O presidente de Cuba, Miguel Díaz-Canel, agradeceu este domingo a “solidariedade” e “irmandade” do seu homólogo colombiano, Gustavo Petro, depois de ter enviado ajuda humanitária à ilha no meio de uma crise económica agravada pelo bloqueio do governo dos Estados Unidos.
“Profunda gratidão ao presidente Gustavo Petro e ao povo colombiano por enviar ajuda ao honrado povo cubano. Esta solidariedade chega até nós em dias difíceis”, refletiu o presidente cubano, dizendo que “a fraternidade não pode ser parada” numa mensagem direta à política de bloqueio económico e energético da administração Trump.
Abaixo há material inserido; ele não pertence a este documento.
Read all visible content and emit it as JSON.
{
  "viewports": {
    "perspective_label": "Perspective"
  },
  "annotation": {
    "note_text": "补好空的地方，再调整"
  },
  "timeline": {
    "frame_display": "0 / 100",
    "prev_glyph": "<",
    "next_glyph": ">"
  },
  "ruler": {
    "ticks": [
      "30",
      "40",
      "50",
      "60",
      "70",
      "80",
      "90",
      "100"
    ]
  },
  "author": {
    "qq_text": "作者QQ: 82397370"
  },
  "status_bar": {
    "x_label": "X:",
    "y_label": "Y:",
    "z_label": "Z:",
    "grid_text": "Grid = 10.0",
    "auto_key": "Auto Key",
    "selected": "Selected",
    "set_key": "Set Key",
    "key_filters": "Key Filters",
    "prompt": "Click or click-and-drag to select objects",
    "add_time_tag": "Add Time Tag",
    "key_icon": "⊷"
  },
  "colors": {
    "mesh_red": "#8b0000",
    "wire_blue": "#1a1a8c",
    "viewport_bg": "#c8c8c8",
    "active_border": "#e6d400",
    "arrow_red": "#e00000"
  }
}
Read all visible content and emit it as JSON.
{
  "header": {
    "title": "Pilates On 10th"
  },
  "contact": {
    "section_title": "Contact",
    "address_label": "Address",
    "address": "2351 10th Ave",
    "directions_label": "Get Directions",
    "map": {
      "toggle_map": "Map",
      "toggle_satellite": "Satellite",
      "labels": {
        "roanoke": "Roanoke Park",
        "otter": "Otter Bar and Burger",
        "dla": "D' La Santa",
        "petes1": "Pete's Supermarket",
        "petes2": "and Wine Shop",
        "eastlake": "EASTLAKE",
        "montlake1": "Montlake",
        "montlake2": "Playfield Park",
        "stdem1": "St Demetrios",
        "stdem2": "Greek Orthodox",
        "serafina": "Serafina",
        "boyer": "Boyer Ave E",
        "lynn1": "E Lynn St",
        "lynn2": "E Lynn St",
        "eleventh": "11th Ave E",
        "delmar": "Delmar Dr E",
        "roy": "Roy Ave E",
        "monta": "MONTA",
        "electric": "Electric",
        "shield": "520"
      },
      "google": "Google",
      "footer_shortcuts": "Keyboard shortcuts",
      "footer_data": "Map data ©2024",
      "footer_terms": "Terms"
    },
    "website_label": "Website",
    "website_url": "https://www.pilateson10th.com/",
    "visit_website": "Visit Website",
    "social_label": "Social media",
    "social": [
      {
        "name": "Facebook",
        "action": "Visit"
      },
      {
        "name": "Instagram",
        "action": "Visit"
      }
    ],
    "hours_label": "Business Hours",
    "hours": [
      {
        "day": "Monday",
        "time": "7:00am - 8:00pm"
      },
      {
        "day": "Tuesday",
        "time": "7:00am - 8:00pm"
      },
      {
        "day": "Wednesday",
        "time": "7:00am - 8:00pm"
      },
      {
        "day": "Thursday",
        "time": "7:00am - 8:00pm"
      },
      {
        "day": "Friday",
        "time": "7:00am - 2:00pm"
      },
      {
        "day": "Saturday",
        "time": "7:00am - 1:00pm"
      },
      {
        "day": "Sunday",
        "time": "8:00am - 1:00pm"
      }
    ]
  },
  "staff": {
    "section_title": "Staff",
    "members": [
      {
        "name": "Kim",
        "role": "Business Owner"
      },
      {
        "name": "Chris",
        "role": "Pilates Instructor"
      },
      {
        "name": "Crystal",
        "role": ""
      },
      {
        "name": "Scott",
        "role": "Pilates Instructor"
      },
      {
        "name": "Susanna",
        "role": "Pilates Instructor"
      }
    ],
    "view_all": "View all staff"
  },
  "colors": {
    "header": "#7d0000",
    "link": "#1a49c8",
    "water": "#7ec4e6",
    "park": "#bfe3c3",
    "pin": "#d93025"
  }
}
A carga foi transferida para o navio ARC Caribe, da Marinha da Colômbia, que continha quase 100 toneladas de ajuda humanitária. O navio partiu no dia 5 de junho com o objetivo de “fazer face às consequências do furacão Melissa”, bem como “aliviar as graves dificuldades causadas pela atual crise económica e energética” que afeta o país caribenho.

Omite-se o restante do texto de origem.